The study included thirty-four patients who had undergone an endoscopic gluteus medius repair with correction of intra-articular pathological conditions between April 2009 and April 2012 and had been followed for a minimum of two years. Patient-reported outcome measures included the modified Harris hip score, Nonarthritic Hip Score, and Hip Outcome Score—Activities of Daily Living and Sport-Specific Subscale. A visual analog scale (VAS) pain score and a patient satisfaction score were also recorded.
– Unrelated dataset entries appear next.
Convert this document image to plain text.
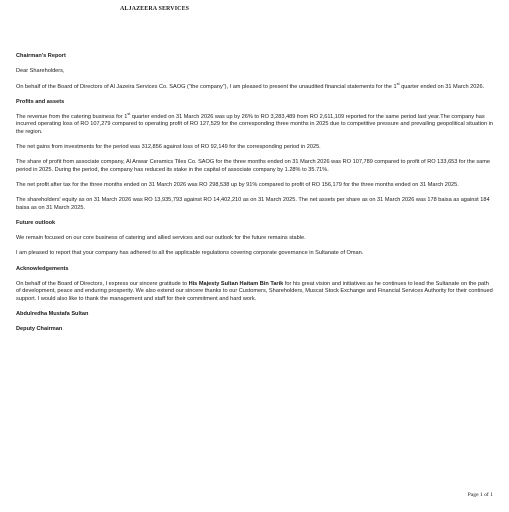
ALJAZEERA SERVICES
Chairman's Report

Dear Shareholders,

On behalf of the Board of Directors of Al Jazeira Services Co. SAOG (“the company”), I am pleased to present the unaudited financial statements for the 1st quarter ended on 31 March 2026.

Profits and assets

The revenue from the catering business for 1st quarter ended on 31 March 2026 was up by 26% to RO 3,283,489 from RO 2,611,109 reported for the same period last year.The company has incurred operating loss of RO 107,279 compared to operating profit of RO 127,529 for the corresponding three months in 2025 due to competitive pressure and prevailing geopolitical situation in the region.

The net gains from investments for the period was 312,856 against loss of RO 92,149 for the corresponding period in 2025.

The share of profit from associate company, Al Anwar Ceramics Tiles Co. SAOG for the three months ended on 31 March 2026 was RO 107,789 compared to profit of RO 133,653 for the same period in 2025. During the period, the company has reduced its stake in the capital of associate company by 1.28% to 35.71%.

The net profit after tax for the three months ended on 31 March 2026 was RO 298,538 up by 91% compared to profit of RO 156,179 for the three months ended on 31 March 2025.

The shareholders' equity as on 31 March 2026 was RO 13,935,793 against RO 14,402,210 as on 31 March 2025. The net assets per share as on 31 March 2026 was 178 baisa as against 184 baisa as on 31 March 2025.

Future outlook

We remain focused on our core business of catering and allied services and our outlook for the future remains stable.

I am pleased to report that your company has adhered to all the applicable regulations covering corporate governance in Sultanate of Oman.

Acknowledgements

On behalf of the Board of Directors, I express our sincere gratitude to His Majesty Sultan Haitam Bin Tarik for his great vision and initiatives as he continues to lead the Sultanate on the path of development, peace and enduring prosperity. We also extend our sincere thanks to our Customers, Shareholders, Muscat Stock Exchange and Financial Services Authority for their continued support. I would also like to thank the management and staff for their commitment and hard work.

Abdulredha Mustafa Sultan
Deputy Chairman
Page 1 of 1
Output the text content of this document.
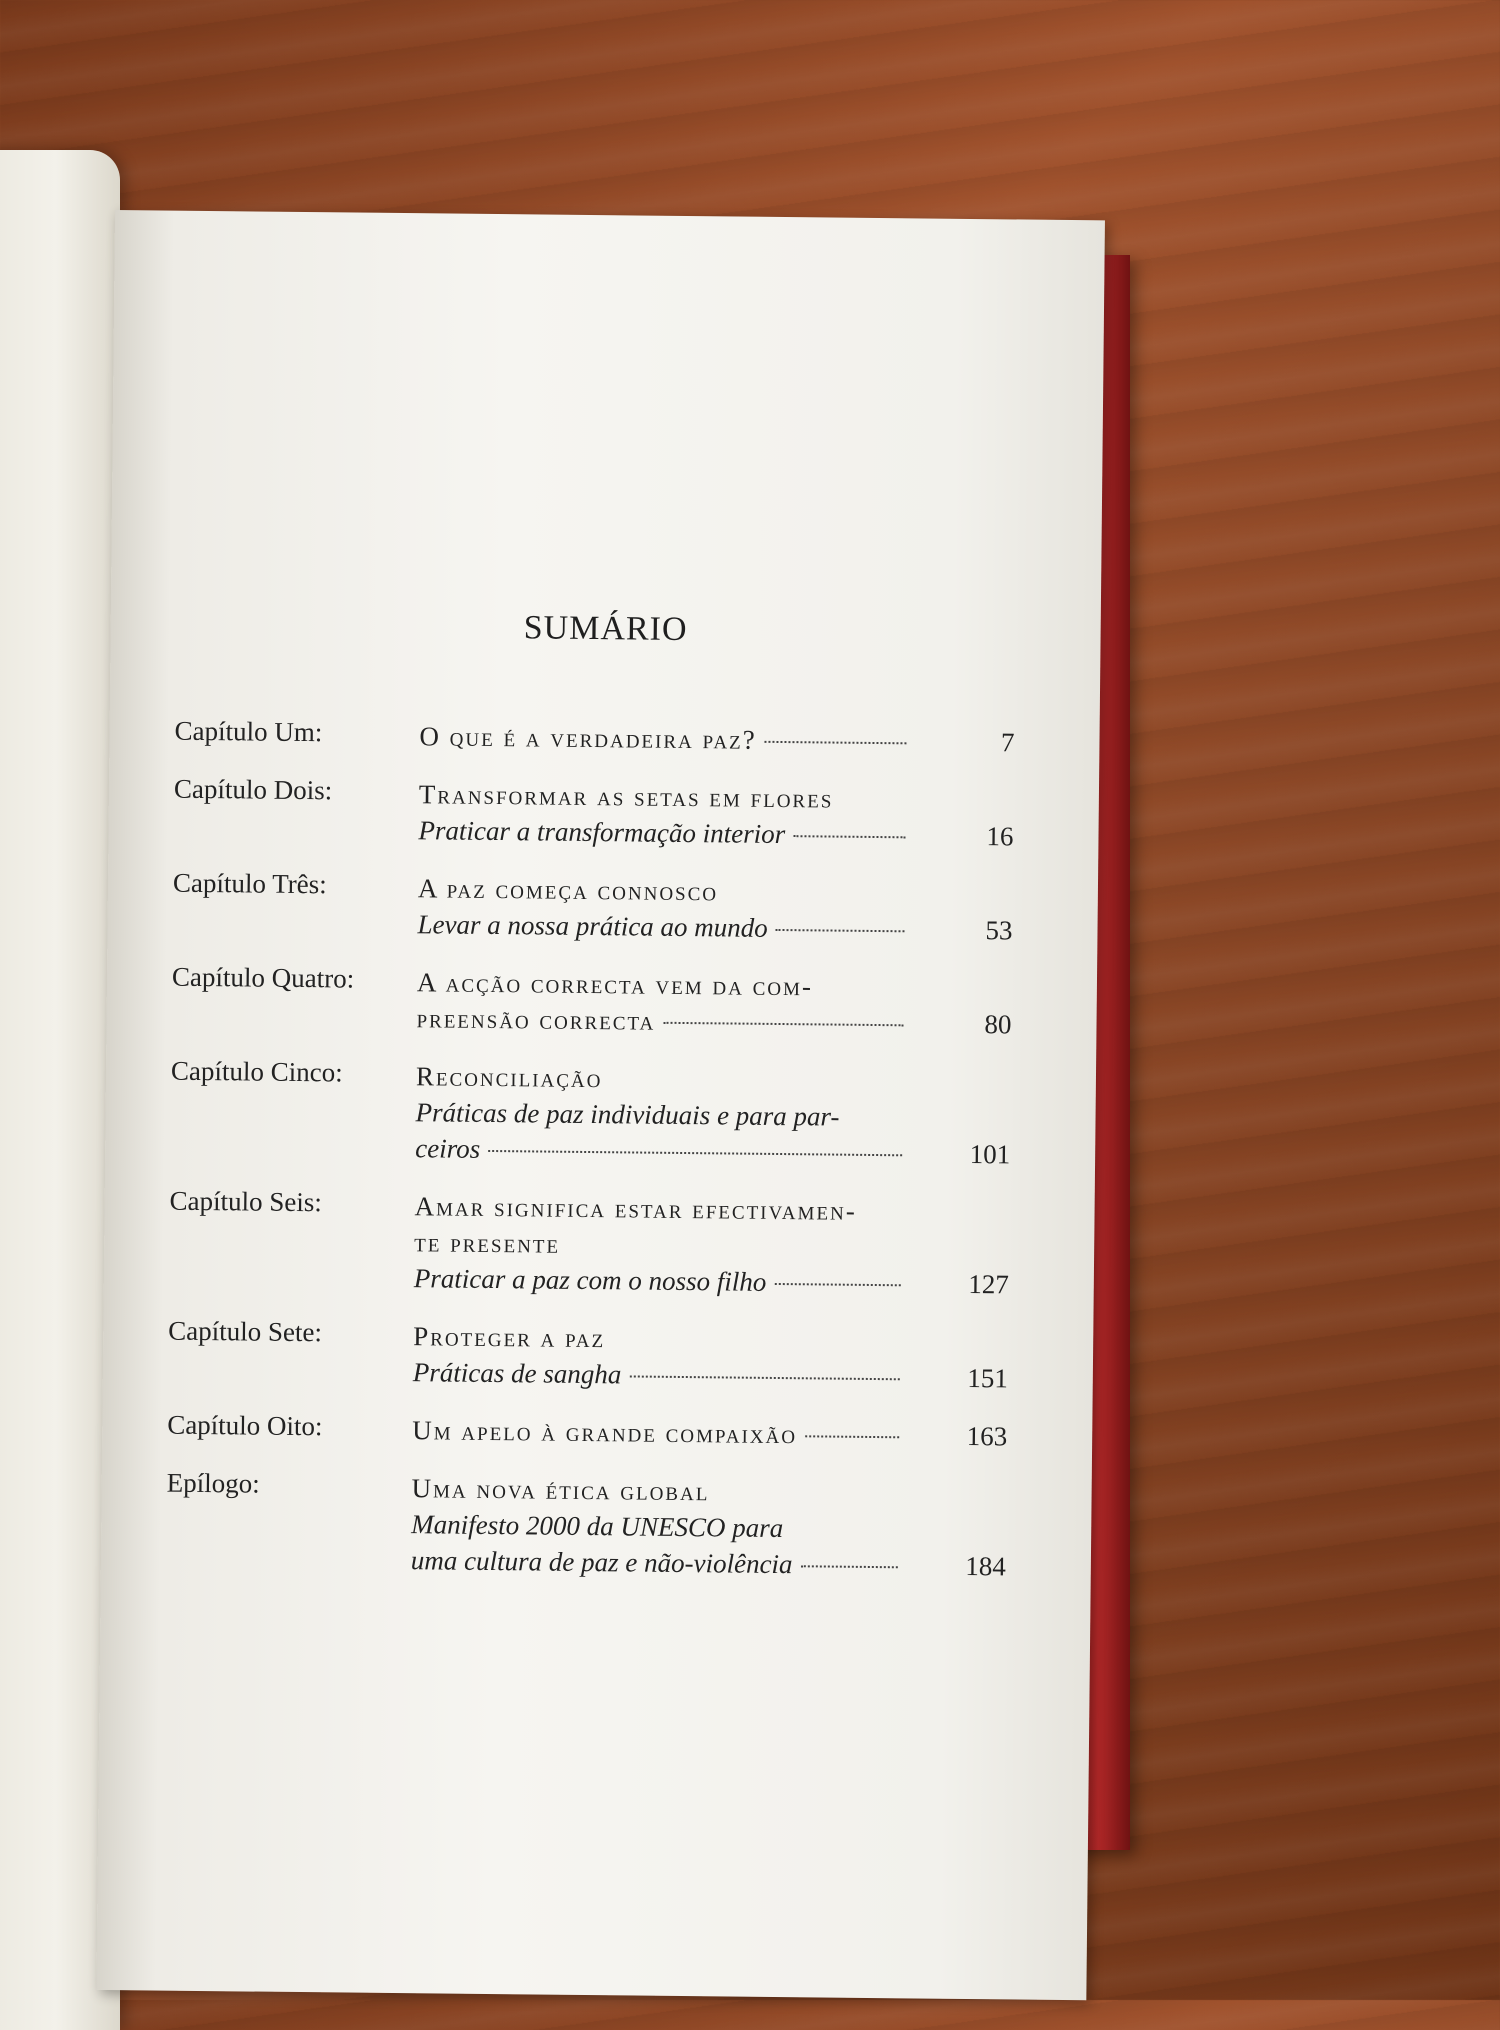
SUMÁRIO
Capítulo Um:	O que é a verdadeira paz?	7
Capítulo Dois:	Transformar as setas em flores
Praticar a transformação interior	16
Capítulo Três:	A paz começa connosco
Levar a nossa prática ao mundo	53
Capítulo Quatro:	A acção correcta vem da com-
preensão correcta	80
Capítulo Cinco:	Reconciliação
Práticas de paz individuais e para par-
ceiros	101
Capítulo Seis:	Amar significa estar efectivamen-
te presente
Praticar a paz com o nosso filho	127
Capítulo Sete:	Proteger a paz
Práticas de sangha	151
Capítulo Oito:	Um apelo à grande compaixão	163
Epílogo:	Uma nova ética global
Manifesto 2000 da UNESCO para
uma cultura de paz e não-violência	184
The cohort consisted of two men and thirty-two women with a mean age of fifty-seven years (range, twenty to seventy-nine years). Ten patients had a full-thickness tear, and twenty-four patients had a partial-thickness tear. Seventeen patients were treated with a suture bridge technique, after completion of the tear if it was not already complete, and seventeen patients were treated with the transtendinous technique. All patients had surgical correction of intra-articular pathological conditions. There was a significant improvement in all four patient-reported outcomes at three specified time-points. The mean VAS pain score decreased from 6.6 preoperatively to 2.4 at the time of the two-year follow-up (p < 0.001). The mean satisfaction score was 8.5 at two years postoperatively. Of twenty-six patients who had a gait deviation preoperatively, fifteen (58%) regained a completely normal gait. There was no significant difference in patient-reported outcome measures between the two surgical techniques. Four patients required total hip replacement at eleven to sixteen months postoperatively.


After a minimum of two years of follow-up, endoscopic surgical repair with correction of intra-articular pathological conditions was found to be an effective treatment for patients with a gluteus medius tear.

Level of Evidence:

Therapeutic Level IV. See Instructions for Authors for a complete description of levels of evidence.